Invloedrijke factoren

Omdat het onbewust bijna volledig wordt uitgevoerd, is het observationele leerproces zeer complex en wordt het gemedieerd door een groot aantal verschillende factoren. Over het algemeen kunnen deze worden onderverdeeld in drie groepen: gerelateerd aan het model, de waarnemer of de cultuur waarin ze zijn ondergedompeld.

Kan u van dienst zijn: adolescentiezinnen

In de eerste groep kunnen we factoren vinden zoals de autoriteit die het leerlingmodel heeft, de frequentie waarmee het de houding, het idee of het gedrag presenteert dat zal worden overgedragen, of de relatie die het heeft met de waarnemer.

Wat betreft de factoren met betrekking tot de leerling, we kunnen hun motivatieniveau benadrukken om te leren, de eerdere ideeën over een specifiek onderwerp dat van tevoren de vaardigheden en vaardigheden die het bezitten, hun aandacht en de concentratie hadden.

Ten slotte hebben we op cultureel niveau al gezien dat factoren zoals de deelname van kinderen in het leven van volwassenen of het type relatie tussen leerlingen en hun modellen een zeer belangrijke rol spelen in de resultaten van dit proces.

Voorbeelden

Observationeel leren is vooral te zien in de relatie die kinderen met hun ouders of met andere autoriteitsfiguren hebben vastgesteld. Een heel duidelijk voorbeeld is dat van volwassenen die hun kind vertellen dat ze niet moeten roken of alcohol moeten drinken, maar tegelijkertijd voeren ze dit gedrag uit.

Wanneer er een tegenstelling van dit type is tussen de woorden van de autoriteitsfiguren en hun gedrag, zal de waarnemer de neiging hebben om de manier van handelen, denken of gevoel van het model te imiteren en zijn woorden te negeren. In dit specifieke voorbeeld zou het kind uiteindelijk associëren of drinken met iets goeds, ondanks de berichten ertegen.

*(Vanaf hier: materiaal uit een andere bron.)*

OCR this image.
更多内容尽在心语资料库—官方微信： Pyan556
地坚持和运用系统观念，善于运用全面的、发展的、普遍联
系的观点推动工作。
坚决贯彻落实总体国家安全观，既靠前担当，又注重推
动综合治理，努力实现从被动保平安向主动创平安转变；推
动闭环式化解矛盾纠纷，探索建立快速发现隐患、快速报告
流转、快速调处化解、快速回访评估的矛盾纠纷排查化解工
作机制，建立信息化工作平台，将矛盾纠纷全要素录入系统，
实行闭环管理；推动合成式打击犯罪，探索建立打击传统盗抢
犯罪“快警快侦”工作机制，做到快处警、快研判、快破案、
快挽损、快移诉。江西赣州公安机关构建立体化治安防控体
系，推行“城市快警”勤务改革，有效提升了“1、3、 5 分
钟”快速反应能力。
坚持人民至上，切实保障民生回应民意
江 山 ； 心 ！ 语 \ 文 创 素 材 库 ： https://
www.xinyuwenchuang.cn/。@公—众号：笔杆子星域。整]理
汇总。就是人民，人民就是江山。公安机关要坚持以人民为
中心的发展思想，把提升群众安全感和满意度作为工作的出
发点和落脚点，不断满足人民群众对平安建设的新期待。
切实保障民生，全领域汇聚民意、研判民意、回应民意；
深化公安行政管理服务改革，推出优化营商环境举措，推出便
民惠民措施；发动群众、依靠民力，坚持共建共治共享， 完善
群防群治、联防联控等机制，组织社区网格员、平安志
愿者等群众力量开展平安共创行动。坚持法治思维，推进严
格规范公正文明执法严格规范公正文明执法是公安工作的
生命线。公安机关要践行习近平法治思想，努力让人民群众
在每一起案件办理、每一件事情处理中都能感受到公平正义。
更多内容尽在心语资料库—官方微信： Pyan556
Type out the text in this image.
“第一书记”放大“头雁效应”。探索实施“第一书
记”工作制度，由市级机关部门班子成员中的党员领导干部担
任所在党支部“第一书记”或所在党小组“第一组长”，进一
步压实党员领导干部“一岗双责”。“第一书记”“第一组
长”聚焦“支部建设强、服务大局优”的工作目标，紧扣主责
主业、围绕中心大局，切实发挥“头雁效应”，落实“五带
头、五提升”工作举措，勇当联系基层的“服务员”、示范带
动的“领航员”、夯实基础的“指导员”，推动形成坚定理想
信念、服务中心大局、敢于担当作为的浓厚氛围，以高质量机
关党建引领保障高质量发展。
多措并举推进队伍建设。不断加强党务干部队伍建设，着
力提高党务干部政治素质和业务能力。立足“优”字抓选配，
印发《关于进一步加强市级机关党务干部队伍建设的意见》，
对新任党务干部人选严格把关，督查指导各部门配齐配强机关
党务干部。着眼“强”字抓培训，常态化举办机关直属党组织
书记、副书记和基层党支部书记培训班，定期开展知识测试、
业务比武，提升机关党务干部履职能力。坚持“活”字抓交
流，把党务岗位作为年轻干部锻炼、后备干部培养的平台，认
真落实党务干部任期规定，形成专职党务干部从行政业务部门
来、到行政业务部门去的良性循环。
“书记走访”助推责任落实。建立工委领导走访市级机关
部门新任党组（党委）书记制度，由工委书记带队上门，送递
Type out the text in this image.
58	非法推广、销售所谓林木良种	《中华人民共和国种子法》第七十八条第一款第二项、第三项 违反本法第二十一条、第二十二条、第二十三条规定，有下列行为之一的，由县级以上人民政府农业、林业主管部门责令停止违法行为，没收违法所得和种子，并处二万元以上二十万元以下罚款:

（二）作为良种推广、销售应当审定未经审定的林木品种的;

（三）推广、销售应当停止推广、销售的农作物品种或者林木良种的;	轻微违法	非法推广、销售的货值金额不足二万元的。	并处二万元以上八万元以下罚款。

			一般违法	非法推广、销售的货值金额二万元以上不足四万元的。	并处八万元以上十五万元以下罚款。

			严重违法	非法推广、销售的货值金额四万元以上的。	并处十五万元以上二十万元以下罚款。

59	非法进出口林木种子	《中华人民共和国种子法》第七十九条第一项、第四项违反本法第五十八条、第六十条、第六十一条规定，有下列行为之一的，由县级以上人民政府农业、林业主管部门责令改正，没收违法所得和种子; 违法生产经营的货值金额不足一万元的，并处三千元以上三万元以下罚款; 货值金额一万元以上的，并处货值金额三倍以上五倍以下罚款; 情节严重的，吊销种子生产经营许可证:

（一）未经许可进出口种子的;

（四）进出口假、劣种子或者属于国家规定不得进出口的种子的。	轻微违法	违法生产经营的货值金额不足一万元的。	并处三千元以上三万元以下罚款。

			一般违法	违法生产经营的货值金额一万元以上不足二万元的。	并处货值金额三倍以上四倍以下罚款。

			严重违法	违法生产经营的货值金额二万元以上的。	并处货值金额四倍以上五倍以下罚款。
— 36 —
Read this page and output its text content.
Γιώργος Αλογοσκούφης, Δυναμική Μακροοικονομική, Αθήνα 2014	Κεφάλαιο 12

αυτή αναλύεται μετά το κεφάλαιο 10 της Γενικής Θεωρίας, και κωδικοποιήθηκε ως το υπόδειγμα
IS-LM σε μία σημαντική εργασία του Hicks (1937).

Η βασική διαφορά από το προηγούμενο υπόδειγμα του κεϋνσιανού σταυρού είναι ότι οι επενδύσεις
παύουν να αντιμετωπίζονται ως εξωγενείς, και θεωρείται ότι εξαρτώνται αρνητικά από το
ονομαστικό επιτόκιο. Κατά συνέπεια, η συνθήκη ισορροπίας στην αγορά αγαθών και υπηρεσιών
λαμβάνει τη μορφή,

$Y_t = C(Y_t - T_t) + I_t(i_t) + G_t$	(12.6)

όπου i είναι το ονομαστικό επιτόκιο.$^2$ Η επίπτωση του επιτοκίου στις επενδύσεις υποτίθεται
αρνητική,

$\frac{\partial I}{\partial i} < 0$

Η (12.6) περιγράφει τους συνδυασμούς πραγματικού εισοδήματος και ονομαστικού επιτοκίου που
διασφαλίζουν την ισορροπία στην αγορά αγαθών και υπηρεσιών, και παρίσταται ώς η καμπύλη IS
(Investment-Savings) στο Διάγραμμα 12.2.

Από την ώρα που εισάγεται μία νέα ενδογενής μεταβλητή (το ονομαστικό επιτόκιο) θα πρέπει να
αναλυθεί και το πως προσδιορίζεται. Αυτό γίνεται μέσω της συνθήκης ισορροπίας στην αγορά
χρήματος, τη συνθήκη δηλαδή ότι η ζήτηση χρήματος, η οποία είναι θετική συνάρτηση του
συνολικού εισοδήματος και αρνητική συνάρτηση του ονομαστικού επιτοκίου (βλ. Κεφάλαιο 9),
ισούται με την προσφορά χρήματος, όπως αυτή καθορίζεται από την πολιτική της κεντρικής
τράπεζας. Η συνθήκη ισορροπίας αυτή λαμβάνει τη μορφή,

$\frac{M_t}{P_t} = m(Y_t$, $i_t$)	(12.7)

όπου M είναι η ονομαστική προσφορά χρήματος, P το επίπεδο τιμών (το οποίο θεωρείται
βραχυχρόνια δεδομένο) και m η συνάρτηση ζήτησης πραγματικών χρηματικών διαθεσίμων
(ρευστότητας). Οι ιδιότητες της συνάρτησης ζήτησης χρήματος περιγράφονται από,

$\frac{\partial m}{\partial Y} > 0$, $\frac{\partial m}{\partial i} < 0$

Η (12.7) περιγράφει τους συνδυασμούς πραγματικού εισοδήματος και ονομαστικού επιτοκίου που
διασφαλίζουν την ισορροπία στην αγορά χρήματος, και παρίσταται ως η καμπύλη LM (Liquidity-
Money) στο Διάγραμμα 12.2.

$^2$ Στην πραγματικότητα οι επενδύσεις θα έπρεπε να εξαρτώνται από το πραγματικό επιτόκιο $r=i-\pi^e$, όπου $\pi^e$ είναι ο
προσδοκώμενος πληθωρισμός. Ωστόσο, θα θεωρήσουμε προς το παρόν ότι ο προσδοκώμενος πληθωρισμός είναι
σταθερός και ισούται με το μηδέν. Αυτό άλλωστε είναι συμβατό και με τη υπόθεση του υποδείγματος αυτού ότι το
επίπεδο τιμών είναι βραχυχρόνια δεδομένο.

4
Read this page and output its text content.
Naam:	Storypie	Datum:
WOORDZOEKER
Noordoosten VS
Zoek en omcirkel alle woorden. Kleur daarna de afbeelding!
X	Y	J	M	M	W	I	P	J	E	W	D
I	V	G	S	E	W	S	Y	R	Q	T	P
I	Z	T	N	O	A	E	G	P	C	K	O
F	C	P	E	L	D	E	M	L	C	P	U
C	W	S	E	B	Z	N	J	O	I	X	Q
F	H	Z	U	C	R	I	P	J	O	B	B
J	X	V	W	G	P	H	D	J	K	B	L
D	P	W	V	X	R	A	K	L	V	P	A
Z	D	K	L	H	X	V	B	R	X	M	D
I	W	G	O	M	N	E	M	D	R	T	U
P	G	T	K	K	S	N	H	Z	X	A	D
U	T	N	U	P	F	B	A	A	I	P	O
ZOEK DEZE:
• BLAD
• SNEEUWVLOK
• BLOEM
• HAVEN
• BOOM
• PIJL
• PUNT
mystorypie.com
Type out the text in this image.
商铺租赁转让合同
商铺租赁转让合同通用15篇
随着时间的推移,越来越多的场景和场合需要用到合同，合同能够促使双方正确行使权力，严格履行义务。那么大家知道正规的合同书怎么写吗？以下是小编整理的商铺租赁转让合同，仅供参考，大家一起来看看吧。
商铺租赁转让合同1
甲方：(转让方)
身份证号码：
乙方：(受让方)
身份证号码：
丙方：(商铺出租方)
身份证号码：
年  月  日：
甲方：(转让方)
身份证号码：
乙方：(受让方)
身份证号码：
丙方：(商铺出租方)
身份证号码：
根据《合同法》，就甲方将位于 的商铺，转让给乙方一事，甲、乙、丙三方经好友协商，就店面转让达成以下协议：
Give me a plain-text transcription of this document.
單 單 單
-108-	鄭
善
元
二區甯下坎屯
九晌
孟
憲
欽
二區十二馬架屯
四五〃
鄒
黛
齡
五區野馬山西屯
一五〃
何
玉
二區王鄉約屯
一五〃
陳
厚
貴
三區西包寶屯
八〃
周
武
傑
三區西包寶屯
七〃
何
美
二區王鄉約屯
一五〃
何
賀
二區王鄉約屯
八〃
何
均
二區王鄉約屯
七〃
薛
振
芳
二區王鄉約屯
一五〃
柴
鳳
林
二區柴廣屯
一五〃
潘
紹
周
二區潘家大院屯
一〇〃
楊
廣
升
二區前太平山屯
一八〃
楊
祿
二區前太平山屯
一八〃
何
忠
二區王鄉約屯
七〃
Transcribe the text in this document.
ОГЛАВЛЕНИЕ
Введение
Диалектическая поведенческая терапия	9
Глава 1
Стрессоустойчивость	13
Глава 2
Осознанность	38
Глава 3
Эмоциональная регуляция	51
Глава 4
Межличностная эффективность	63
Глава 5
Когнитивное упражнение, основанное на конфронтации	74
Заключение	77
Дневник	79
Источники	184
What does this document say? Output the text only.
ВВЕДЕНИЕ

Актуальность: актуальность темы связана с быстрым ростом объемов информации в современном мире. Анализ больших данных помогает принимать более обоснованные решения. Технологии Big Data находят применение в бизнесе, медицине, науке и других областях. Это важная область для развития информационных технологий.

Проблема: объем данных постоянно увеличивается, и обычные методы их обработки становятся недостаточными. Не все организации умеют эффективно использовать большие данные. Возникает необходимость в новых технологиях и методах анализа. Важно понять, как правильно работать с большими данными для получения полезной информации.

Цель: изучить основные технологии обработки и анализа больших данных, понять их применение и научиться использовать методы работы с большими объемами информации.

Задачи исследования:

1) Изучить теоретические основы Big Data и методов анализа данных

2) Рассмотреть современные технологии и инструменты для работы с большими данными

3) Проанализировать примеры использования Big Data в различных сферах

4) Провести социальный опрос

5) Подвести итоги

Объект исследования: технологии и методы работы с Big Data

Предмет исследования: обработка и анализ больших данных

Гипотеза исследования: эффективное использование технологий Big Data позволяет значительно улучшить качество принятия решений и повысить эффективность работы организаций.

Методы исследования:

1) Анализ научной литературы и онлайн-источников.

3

Een ander voorbeeld is dat van geweld in een gezin. Talrijke studies suggereren dat kinderen die groeien in een omgeving waarin fysieke of verbale agressies vaak zijn om hetzelfde gedrag te vertonen in hun eigen relaties, zowel jong als volwassenen.

Referenties

  1. "Observationeel leren" in: psychestudy. Ontvangen op: 22 april 2019 van Psychestudy: Psychestudy.com.
  2. "Albert Bandura - Social Learning Theory" AT: Simply Psychology. Ontvangen op: 22 april 2019 From Simply Psychology: SimplyPsychology.com.
  3. "Hoe observationeel leren gedrag beïnvloedt" op: Vry Well Mind. Ontvangen op: 22 april 2019 van Vry Well Mind: VarywellMind.com.
  4. "Observationeel leren" in: Britannica. Ontvangen op: 22 april 2019 van Britannica: Britannica.com.
  5. "Observationeel leren" in: Wikipedia. Ontvangen op: 22 april 2019 van Wikipedia: In.Wikipedia.borg.